Art. 32. Aos Distrito de Engenharia compete:

a) - fixar os alinhamentos e fornecer as cotas de piso;

b) - aprovar as plantas e prover à censura de fachadas de casas até 2 pavimentos, submetendo os projetos de prédios de maior número de andares ao exame da Divisão de Planejamento e Urbanismo;

c) - despachar os processos de licença em geral, no que se refere a construção e serviços diversos de obras;

d) - fiscalizar as obras e serviços particulares na área do respectivo Distrito;

e) - conservar as ruas não pavimentadas;

f) - executar os levantamentos altimétricos e planimétricos;

g) - expedir licenças de “habite-se”;

h) - preencher, para remessa à Turma de Estatística da Divisão, as papeletas de levantamentos estatísticos, previstos neste Regimento;

i) - realizar vistorias para instalação de motores e renovação da expedição anual de licença;

j) - atender a serviços de emergência, em casos de inundações, desabamentos ou quaisquer outras perturbações e empecilhos que afetem às vias públicas;

l) - executar serviços que lhe sejam cometidos por qualquer uma das Divisões do Departamento de Engenharia e Obras, mediante entendimento com o Diretor da Divisão de Obras e visto do Diretor do Departamento;

m) - fornecer ao Setor de Reposição de Calçamento da Divisão de Viação, informações prontas e oportunas, quanto ao estado das ruas e estradas pavimentadas, na área do respectivo Distrito, para a execução urgente dos reparos que se fizerem necessários;

n) - conservar em perfeitas condições o arquivo de plantas de construções particulares;

o) - executar quaisquer outros serviços de sua alçada, desde que lhes sejam atribuídos através do Diretor da Divisão de Obras.

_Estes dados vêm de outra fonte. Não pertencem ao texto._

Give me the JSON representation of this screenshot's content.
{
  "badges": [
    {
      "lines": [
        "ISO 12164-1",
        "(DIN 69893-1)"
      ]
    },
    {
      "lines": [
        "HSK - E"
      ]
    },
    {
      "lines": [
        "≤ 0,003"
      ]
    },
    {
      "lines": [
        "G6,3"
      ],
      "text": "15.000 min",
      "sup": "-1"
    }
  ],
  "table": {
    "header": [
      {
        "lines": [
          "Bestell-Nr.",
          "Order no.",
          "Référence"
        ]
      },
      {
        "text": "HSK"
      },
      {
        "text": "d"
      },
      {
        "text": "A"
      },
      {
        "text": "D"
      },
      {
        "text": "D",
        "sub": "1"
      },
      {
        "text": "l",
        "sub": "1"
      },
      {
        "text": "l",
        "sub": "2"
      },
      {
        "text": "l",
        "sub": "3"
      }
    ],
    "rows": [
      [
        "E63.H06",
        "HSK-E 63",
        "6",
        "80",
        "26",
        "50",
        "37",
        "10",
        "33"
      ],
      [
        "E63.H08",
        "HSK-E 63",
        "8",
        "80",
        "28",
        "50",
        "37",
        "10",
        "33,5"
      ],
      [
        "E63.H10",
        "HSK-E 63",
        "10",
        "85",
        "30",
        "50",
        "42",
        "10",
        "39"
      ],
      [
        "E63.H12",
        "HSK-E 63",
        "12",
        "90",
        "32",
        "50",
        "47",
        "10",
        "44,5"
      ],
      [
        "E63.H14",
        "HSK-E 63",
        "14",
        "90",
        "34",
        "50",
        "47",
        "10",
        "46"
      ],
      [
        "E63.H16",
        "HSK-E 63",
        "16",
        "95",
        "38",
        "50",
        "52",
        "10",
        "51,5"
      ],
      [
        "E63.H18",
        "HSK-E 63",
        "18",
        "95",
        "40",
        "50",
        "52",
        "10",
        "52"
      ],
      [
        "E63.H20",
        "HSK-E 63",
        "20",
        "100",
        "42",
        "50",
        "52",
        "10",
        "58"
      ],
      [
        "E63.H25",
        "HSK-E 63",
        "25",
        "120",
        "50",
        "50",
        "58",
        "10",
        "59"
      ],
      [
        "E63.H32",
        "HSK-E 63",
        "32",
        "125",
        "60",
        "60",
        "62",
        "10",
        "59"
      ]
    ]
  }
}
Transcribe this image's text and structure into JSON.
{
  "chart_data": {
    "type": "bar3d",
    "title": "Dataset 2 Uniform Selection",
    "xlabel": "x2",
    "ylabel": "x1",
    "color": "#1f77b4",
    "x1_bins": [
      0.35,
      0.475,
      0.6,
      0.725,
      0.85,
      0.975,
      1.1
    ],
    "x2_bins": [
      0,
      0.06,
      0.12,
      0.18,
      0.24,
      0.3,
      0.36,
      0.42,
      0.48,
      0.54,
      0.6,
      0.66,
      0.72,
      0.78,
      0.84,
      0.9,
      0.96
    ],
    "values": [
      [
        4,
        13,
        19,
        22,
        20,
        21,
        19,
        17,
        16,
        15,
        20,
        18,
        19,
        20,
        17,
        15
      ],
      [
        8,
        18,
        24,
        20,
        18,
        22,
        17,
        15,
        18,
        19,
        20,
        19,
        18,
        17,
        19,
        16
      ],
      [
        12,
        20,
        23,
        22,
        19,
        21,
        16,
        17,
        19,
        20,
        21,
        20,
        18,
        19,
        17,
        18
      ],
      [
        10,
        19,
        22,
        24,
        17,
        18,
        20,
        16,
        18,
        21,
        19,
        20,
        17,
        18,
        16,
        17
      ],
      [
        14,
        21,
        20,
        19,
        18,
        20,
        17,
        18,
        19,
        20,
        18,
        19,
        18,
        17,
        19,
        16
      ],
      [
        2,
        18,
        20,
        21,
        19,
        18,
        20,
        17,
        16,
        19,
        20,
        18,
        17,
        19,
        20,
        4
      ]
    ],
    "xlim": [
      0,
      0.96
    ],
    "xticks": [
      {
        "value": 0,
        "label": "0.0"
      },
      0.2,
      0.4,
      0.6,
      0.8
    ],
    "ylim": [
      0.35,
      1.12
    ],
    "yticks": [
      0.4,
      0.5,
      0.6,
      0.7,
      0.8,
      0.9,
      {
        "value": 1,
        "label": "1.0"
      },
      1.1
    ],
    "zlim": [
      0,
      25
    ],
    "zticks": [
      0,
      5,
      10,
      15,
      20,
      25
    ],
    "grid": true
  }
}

Art. 33. Compete ao Setor de Aprovação de Plantas e Polícia de Construções:

a) - examinar e aprovar, quando não sejam da alçada dos Distritos de Engenharia, as plantas de obras em geral;

b) - exercer, diretamente ou através dos Distritos de Engenharia, severa vigilância para sejam respeitadas as normas e exigências do Código de Obras e dos Regulamentos e Tabelas adotados no Município;

c) - prover à censura de fachadas e aos estudos de insolação e aeração nas plantas de qualquer construção, sejam particulares ou públicas;

d) - manter o cadastro de plantas dos edifícios públicos em geral;

e) - ter a seu cargo todos os demais trabalhos da sua competência e que lhe sejam atribuídos.

Art. 34. Ao Setor de obras Diversas compete:

a) - fiscalizar e dar parecer sobre obras diversas, como flutuantes, túneis, barragens e campos de pouso;

b) - fazer outros trabalhos que lhe sejam cometidos e que não estejam expressamente atribuídos a outros órgãos;

c) - conservar e exercer fiscalização sôbre os edifícios públicos municipais;

d) - colaborar com o Serviço de Material e Bens e o de Organização e Métodos do Departamento de Administração sobre o aproveitamento racional dos edifícios em que funcionem serviços municipais, para a introdução de melhorias necessárias ao seu uso;

e) - realizar outros trabalhos que digam respeito à natureza dos assuntos indicados acima e que sejam de sua competência.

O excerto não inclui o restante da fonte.